The two major forms of diabetes are type 1, previously called insulin-dependent diabetes mellitus (IDDM) or juvenile-onset diabetes, and type 2, previously called noninsulin-dependent diabetes mellitus (NIDDM) or maturity-onset diabetes. Insulin Both type 1 and type 2 diabetes share one central feature: elevated blood sugar (glucose) levels due to absolute or relative insufficiencies of insulin, a hormone produced by the pancreas. Insulin is a key regulator of the body's metabolism. It works in the following way:

During and immediately after a meal the process of digestion breaks carbohydrates down into sugar molecules (of which glucose is one) and proteins intoamino acids. Right after the meal, glucose and amino acids are absorbed directly into the bloodstream, and blood glucose levels rise sharply. (Glucose levels after a meal are called postprandial levels.) The rise in blood glucose levels signals important cells in the pancreas, called beta cells, to secrete insulin, which pours into the bloodstream. Within 20 minutes after a meal insulin rises to its peak level. Insulin enables glucose and amino acids to enter cells in the body, particularly muscle and liver cells. Here, insulin and other hormones direct whether these nutrients will be burned for energy or stored for future use. (It should be noted that the brain and nervous system are not dependent on insulin; they regulate their glucose needs through other mechanisms.) When insulin levels are high, the liver stops producing glucose and stores it in other forms until the body needs it again. As blood glucose levels reach their peak, the pancreas reduces the production of insulin. About 2 to 4 hours after a meal both blood glucose and insulin are at low levels, with insulin being slightly higher. The blood glucose levels are then referred to as fasting blood glucose concentrations.

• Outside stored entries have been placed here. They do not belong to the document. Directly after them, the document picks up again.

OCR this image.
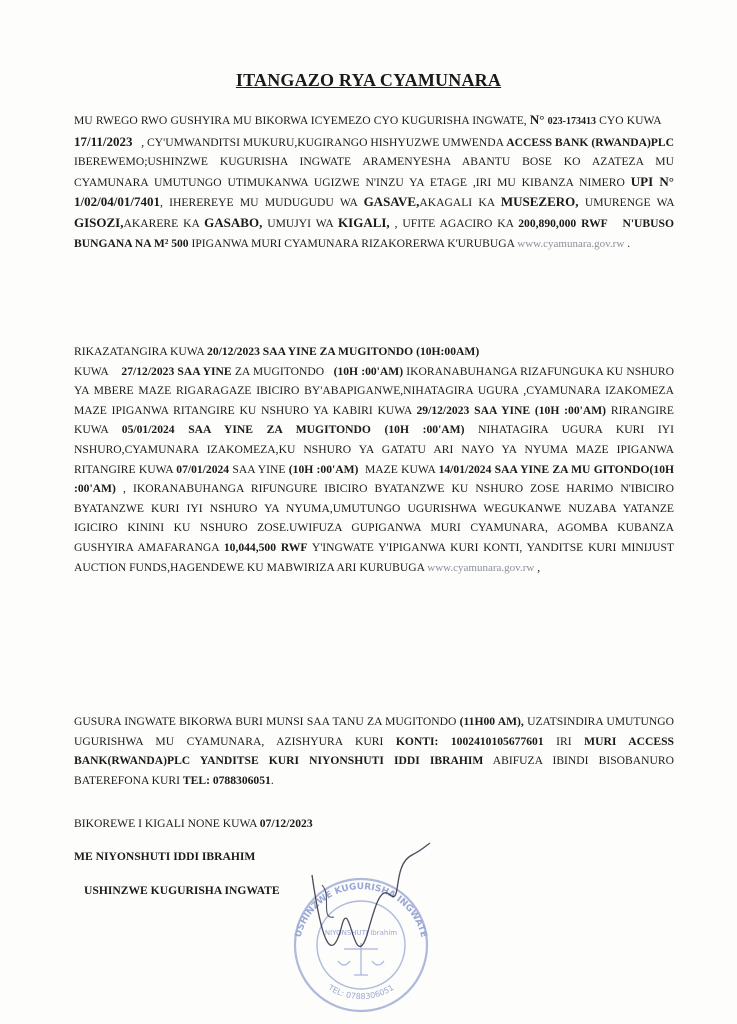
ITANGAZO RYA CYAMUNARA
MU RWEGO RWO GUSHYIRA MU BIKORWA ICYEMEZO CYO KUGURISHA INGWATE, N° 023-173413 CYO KUWA     17/11/2023 , CY'UMWANDITSI MUKURU,KUGIRANGO HISHYUZWE UMWENDA ACCESS BANK (RWANDA)PLC IBEREWEMO;USHINZWE KUGURISHA INGWATE ARAMENYESHA ABANTU BOSE KO AZATEZA MU CYAMUNARA UMUTUNGO UTIMUKANWA UGIZWE N'INZU YA ETAGE ,IRI MU KIBANZA NIMERO UPI N° 1/02/04/01/7401, IHEREREYE MU MUDUGUDU WA GASAVE,AKAGALI KA MUSEZERO, UMURENGE WA GISOZI,AKARERE KA GASABO, UMUJYI WA KIGALI, , UFITE AGACIRO KA 200,890,000 RWF N'UBUSO BUNGANA NA M² 500 IPIGANWA MURI CYAMUNARA RIZAKORERWA K'URUBUGA www.cyamunara.gov.rw .
RIKAZATANGIRA KUWA 20/12/2023 SAA YINE ZA MUGITONDO (10H:00AM)
KUWA 27/12/2023 SAA YINE ZA MUGITONDO (10H :00'AM) IKORANABUHANGA RIZAFUNGUKA KU NSHURO YA MBERE MAZE RIGARAGAZE IBICIRO BY'ABAPIGANWE,NIHATAGIRA UGURA ,CYAMUNARA IZAKOMEZA MAZE IPIGANWA RITANGIRE KU NSHURO YA KABIRI KUWA 29/12/2023 SAA YINE (10H :00'AM) RIRANGIRE KUWA 05/01/2024 SAA YINE ZA MUGITONDO (10H :00'AM) NIHATAGIRA UGURA KURI IYI NSHURO,CYAMUNARA IZAKOMEZA,KU NSHURO YA GATATU ARI NAYO YA NYUMA MAZE IPIGANWA RITANGIRE KUWA 07/01/2024 SAA YINE (10H :00'AM) MAZE KUWA 14/01/2024 SAA YINE ZA MU GITONDO(10H :00'AM) , IKORANABUHANGA RIFUNGURE IBICIRO BYATANZWE KU NSHURO ZOSE HARIMO N'IBICIRO BYATANZWE KURI IYI NSHURO YA NYUMA,UMUTUNGO UGURISHWA WEGUKANWE NUZABA YATANZE IGICIRO KININI KU NSHURO ZOSE.UWIFUZA GUPIGANWA MURI CYAMUNARA, AGOMBA KUBANZA GUSHYIRA AMAFARANGA 10,044,500 RWF Y'INGWATE Y'IPIGANWA KURI KONTI, YANDITSE KURI MINIJUST AUCTION FUNDS,HAGENDEWE KU MABWIRIZA ARI KURUBUGA www.cyamunara.gov.rw ,
GUSURA INGWATE BIKORWA BURI MUNSI SAA TANU ZA MUGITONDO (11H00 AM), UZATSINDIRA UMUTUNGO UGURISHWA MU CYAMUNARA, AZISHYURA KURI KONTI: 1002410105677601 IRI MURI ACCESS BANK(RWANDA)PLC YANDITSE KURI NIYONSHUTI IDDI IBRAHIM ABIFUZA IBINDI BISOBANURO BATEREFONA KURI TEL: 0788306051.
BIKOREWE I KIGALI NONE KUWA 07/12/2023
ME NIYONSHUTI IDDI IBRAHIM
USHINZWE KUGURISHA INGWATE
USHINZWE KUGURISHA INGWATE
TEL: 0788306051
NIYONSHUTI Ibrahim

The pancreas is located behind the liver and stomach. In addition to secreting digestive enzymes, the pancreas secretes the hormones insulin and glucagon into the bloodstream. The release of insulin into the blood lowers the level of blood glucose (simple sugars from food) by enhancing glucose to enter the body cells, where it is metabolized. If blood glucose levels get too low, the pancreas secretes glucagon to stimulate the release of glucose from the liver.

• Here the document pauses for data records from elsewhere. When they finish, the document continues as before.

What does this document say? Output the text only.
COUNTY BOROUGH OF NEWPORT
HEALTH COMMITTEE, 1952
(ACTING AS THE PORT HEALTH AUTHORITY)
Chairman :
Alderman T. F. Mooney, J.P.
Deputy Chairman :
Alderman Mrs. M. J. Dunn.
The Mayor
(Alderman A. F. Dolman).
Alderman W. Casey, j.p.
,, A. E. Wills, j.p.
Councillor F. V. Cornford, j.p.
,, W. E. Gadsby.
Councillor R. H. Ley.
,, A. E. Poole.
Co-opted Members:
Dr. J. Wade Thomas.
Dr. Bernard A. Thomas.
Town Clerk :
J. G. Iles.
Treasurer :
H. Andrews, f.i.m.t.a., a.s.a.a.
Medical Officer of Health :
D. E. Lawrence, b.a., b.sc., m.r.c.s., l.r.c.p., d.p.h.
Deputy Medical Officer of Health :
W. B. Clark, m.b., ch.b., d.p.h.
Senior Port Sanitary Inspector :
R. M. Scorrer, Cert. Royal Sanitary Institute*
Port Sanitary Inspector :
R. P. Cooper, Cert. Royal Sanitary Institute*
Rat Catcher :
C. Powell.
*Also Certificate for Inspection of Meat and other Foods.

Type 1 Diabetes In type 1 diabetes, the disease process is more severe than with type 2, and onset is usually in childhood:

Beta cells in the pancreas that produce insulin are gradually destroyed. Eventually insulin deficiency is absolute. Without insulin to move glucose into cells, blood glucose levels become excessively high, a condition known as hyperglycemia. Because the body cannot utilize the sugar, it spills over into the urine and is lost. Weakness, weight loss, and excessive hunger and thirst are among the consequences of this "starvation in the midst of plenty." Patients become dependent on administered insulin for survival.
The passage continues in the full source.